Cholesterol-lowering drug; hydroxymethylglutaryl-CoA reductase inhibitor
For patients with hypercholesterolemia and asymptomatic coronary heart disease (CHD), pravastatin (Pravachol) is indicated for: reducing the risk of myocardial infarction, reducing the risk of undergoing myocardial revascularization surgery, and reducing the risk of cardiovascular death without increasing the risk of death from non-cardiovascular causes. /US Product Label Content/
For patients with clinically manifested coronary heart disease (CHD), pravastatin (Pravachol) is indicated for: reducing the risk of all-cause death by reducing coronary heart disease mortality, reducing the risk of myocardial infarction (MI), reducing the risk of undergoing myocardial revascularization surgery, reducing the risk of stroke and stroke/transient ischemic attack (TIA), and slowing the progression of coronary atherosclerosis. /US product label includes/
Pavastatin's indications: As adjunctive therapy to lower total cholesterol (Total-C), low-density lipoprotein cholesterol (LDL-C), apolipoprotein B (ApoB), and triglyceride (TG) levels, and to increase high-density lipoprotein cholesterol (HDL-C) levels in patients with primary hypercholesterolemia and mixed dyslipidemia (Fredrickson type IIa and IIb).
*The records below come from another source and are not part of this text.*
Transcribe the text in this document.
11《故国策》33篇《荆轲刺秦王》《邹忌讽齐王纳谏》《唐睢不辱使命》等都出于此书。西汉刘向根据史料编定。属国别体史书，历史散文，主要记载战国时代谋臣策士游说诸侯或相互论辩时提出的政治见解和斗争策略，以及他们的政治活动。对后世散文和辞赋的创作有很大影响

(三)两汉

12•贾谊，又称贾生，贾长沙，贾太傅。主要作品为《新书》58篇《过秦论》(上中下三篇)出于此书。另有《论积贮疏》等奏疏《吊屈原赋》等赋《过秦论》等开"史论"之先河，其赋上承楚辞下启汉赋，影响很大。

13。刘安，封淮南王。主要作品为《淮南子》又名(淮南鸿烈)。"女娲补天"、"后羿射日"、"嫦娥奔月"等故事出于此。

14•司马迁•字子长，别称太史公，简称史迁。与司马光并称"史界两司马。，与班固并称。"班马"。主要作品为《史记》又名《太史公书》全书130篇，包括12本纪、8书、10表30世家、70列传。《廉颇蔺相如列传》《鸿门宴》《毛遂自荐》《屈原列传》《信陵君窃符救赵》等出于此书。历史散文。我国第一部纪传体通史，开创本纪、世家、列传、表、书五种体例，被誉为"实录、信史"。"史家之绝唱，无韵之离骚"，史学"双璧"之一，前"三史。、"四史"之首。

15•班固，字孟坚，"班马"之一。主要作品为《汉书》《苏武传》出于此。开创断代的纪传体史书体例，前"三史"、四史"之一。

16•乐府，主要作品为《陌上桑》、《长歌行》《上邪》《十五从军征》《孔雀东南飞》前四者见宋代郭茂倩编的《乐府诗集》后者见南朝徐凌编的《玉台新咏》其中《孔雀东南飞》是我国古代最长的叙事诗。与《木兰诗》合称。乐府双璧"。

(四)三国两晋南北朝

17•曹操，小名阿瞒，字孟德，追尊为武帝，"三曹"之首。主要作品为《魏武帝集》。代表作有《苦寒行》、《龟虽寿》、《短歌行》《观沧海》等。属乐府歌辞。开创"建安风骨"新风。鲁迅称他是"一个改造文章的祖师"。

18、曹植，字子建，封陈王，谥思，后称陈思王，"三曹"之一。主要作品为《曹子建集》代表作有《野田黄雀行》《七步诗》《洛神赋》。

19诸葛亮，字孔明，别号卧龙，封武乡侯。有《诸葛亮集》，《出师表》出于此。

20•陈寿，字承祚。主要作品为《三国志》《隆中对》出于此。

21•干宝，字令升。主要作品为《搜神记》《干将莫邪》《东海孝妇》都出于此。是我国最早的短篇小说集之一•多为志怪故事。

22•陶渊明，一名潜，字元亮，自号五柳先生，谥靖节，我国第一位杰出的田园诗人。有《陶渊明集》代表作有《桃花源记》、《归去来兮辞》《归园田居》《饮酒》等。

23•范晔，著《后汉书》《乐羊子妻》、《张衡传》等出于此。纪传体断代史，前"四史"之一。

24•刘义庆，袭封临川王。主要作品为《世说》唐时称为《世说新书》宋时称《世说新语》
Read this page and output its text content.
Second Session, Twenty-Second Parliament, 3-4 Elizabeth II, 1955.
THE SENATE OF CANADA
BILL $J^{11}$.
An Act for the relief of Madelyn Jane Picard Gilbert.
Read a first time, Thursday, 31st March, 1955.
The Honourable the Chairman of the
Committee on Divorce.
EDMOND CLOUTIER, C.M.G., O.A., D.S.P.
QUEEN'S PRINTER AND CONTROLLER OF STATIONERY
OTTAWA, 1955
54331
As adjunctive therapy to treat patients with elevated serum triglyceride levels (Fredrickson type IV). For the treatment of patients with primary beta-lipoproteinemia (Fredrickson type III) who have not responded well to dietary therapy. As adjunctive therapy to dietary and lifestyle interventions, pravastatin is indicated for the treatment of children and adolescents aged 8 years and older with heterozygous familial hypercholesterolemia (HeFH) who, after adequate dietary intervention, have: a. maintained LDL-C ≥190 mg/dL, or b. maintained LDL-C ≥160 mg/dL, and have a family history of early-onset cardiovascular disease (CVD), or have two or more other CVD risk factors. /US product label contains/
For more complete data on the therapeutic uses of pravastatin (of 9), please visit the HSDB record page.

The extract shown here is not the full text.